O metalúrgico Waldemar, que pode ser firme, mas não carrancudo (muito ao contrário, pessoa amorosa que é), botou a boca no trombone e, na sua fala, denunciou a farsa que o filme impõe como verdade, tentando formar opinião, contra a Oposição Sindical da época. E as políticas que criavam o PT como uma alternativa ao reformismo e colaboração de classes vigente nas esquerdas.   

Disse o que tinha de dizer, restabelecendo a verdade dos fatos, sequer recebendo um olhar de Lula, que a esta altura já devia estar querendo ser a Koala exótica que é hoje, bichinho de estimação da burguesia e reacionários em geral, além dos fisiológicos de esquerda e de direita.  

Nenhum zumbido, além do mal estar na platéia. Todos calados, ouvindo um bravo a recompor a verdade que arte nenhuma, seja por que motivo for, pode deturpar, principalmente para fazer combate político com gente do Povo. Como ficção ainda vá lá. Mas é pobre. E o filme não se apresentava como ficção.  

Em seguida falaram Bete Mendes e Lélia Abramo, de certa forma corroborando a fala de Waldemar Rossi, com os limites que as suas situações de atrizes do filme  impunham.

Waldemar Rossi, ainda me contemplou com o relato que foi levado de carona para casa pelas duas atrizes que lhe disseram claramente que não concordavam com a versão do filme, e nele trabalharam como atrizes apenas, não sugerindo ou interferindo no roteiro.

Assim, deixo aqui então, uma colaboração para a sessão do filme, a ser exibido dia 28/10/2008, pela Casa da América Latina, e que não poderei estar presente (estou em viagem). Eu não poderei, mas acho de bom tom que convidem o Waldemar Rossi, para estar no Rio, para participar do debate.

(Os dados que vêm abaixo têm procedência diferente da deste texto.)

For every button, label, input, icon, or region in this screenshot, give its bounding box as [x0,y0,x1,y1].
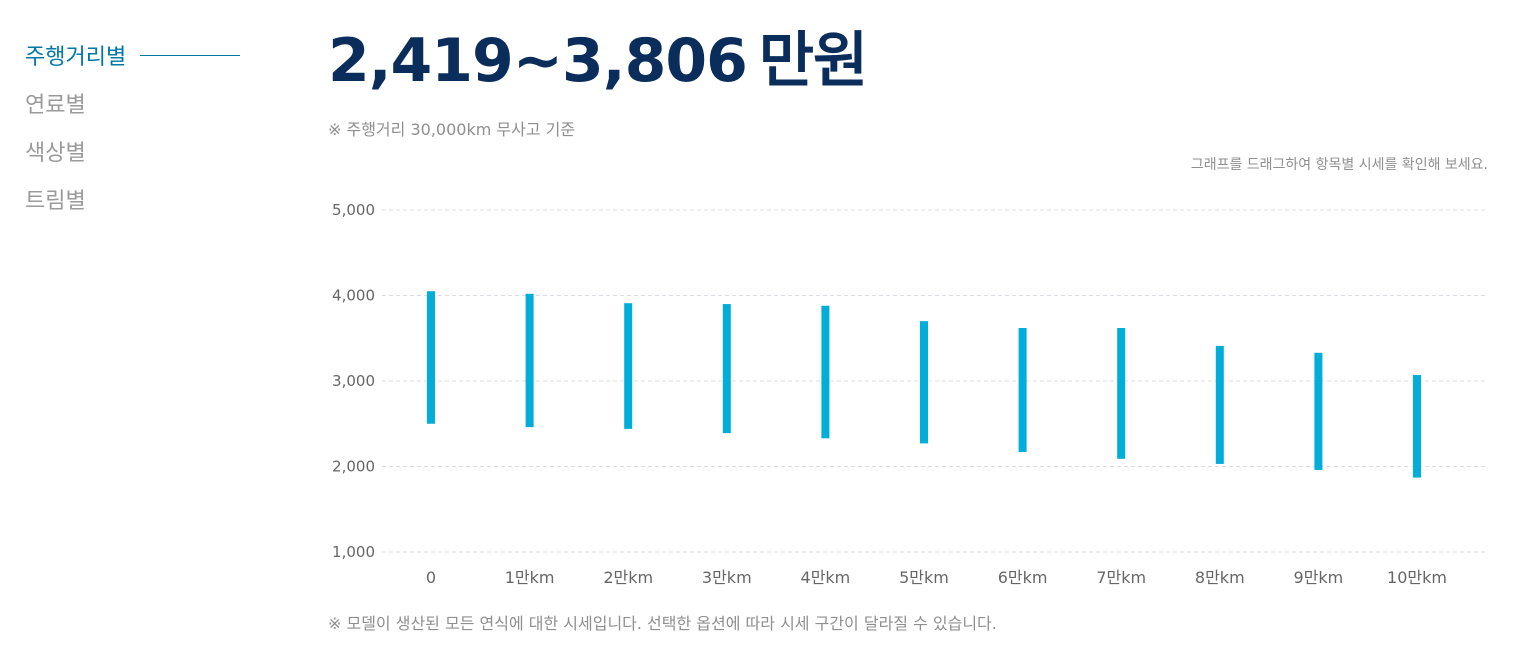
price-range-headline: 2,419~3,806 만원 [328,24,868,98]
price-range-bar[interactable] [427,291,435,424]
x-tick-label: 10만km [1387,568,1447,587]
nav-item-mileage[interactable]: 주행거리별 [25,22,255,88]
headline-note: ※ 주행거리 30,000km 무사고 기준 [328,120,576,139]
active-indicator-line [140,54,241,56]
y-tick-label: 5,000 [332,201,375,219]
x-tick-label: 6만km [998,568,1048,587]
price-range-bar[interactable] [1018,327,1027,452]
price-range-bar[interactable] [821,305,830,439]
nav-item-label: 트림별 [25,189,86,214]
price-range-bar[interactable] [1314,352,1323,470]
price-range-bar[interactable] [722,304,731,434]
price-range-bar[interactable] [1413,375,1421,478]
price-range-bar[interactable] [920,321,928,444]
price-range-bar[interactable] [525,293,534,428]
nav-item-label: 연료별 [25,93,86,118]
nav-item-fuel[interactable]: 연료별 [25,70,255,136]
x-tick-label: 4만km [801,568,851,587]
price-range-bar[interactable] [624,303,633,429]
side-nav: 주행거리별 연료별 색상별 트림별 [25,22,255,232]
x-tick-label: 5만km [899,568,949,587]
nav-item-trim[interactable]: 트림별 [25,166,255,232]
x-tick-label: 2만km [603,568,653,587]
x-tick-label: 0 [426,568,436,587]
drag-hint: 그래프를 드래그하여 항목별 시세를 확인해 보세요. [1190,157,1488,173]
price-range-bar[interactable] [1117,327,1126,459]
price-range-chart[interactable]: 5,000 4,000 3,000 2,000 1,000 0 1만km 2만km 3만km 4만… [320,190,1500,600]
chart-svg[interactable]: 5,000 4,000 3,000 2,000 1,000 0 1만km 2만km 3만km 4만… [320,190,1500,600]
price-range-unit: 만원 [758,26,868,96]
price-range-bar[interactable] [1215,345,1224,464]
x-tick-label: 9만km [1294,568,1344,587]
y-tick-label: 3,000 [332,372,375,390]
price-range-value: 2,419~3,806 [328,26,748,96]
x-tick-label: 8만km [1195,568,1245,587]
x-tick-label: 7만km [1096,568,1146,587]
nav-item-label: 색상별 [25,141,86,166]
nav-item-color[interactable]: 색상별 [25,118,255,184]
footnote: ※ 모델이 생산된 모든 연식에 대한 시세입니다. 선택한 옵션에 따라 시세… [328,614,997,633]
nav-item-label: 주행거리별 [25,45,127,70]
y-tick-label: 1,000 [332,543,375,561]
y-tick-label: 2,000 [332,458,375,476]
x-tick-label: 1만km [505,568,555,587]
y-tick-label: 4,000 [332,287,375,305]
x-tick-label: 3만km [702,568,752,587]
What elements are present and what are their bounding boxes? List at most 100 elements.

Todos aprenderiam muito, tenho a certeza.

E espero que o PCB esteja realmente disposto a romper (como sinaliza hoje) com o documento de Março de 58, quando adota o Desenvolvimentismo de JK (e do capital Internacional), como política e que, ao meu ver, tanto mal fez para as esquerdas brasileiras.

OBS: Todos os adjetivos e julgamentos de valores que o texto contém são meus. De Waldemar apenas a descrição dos fatos políticos e sua opinião política sobre eles.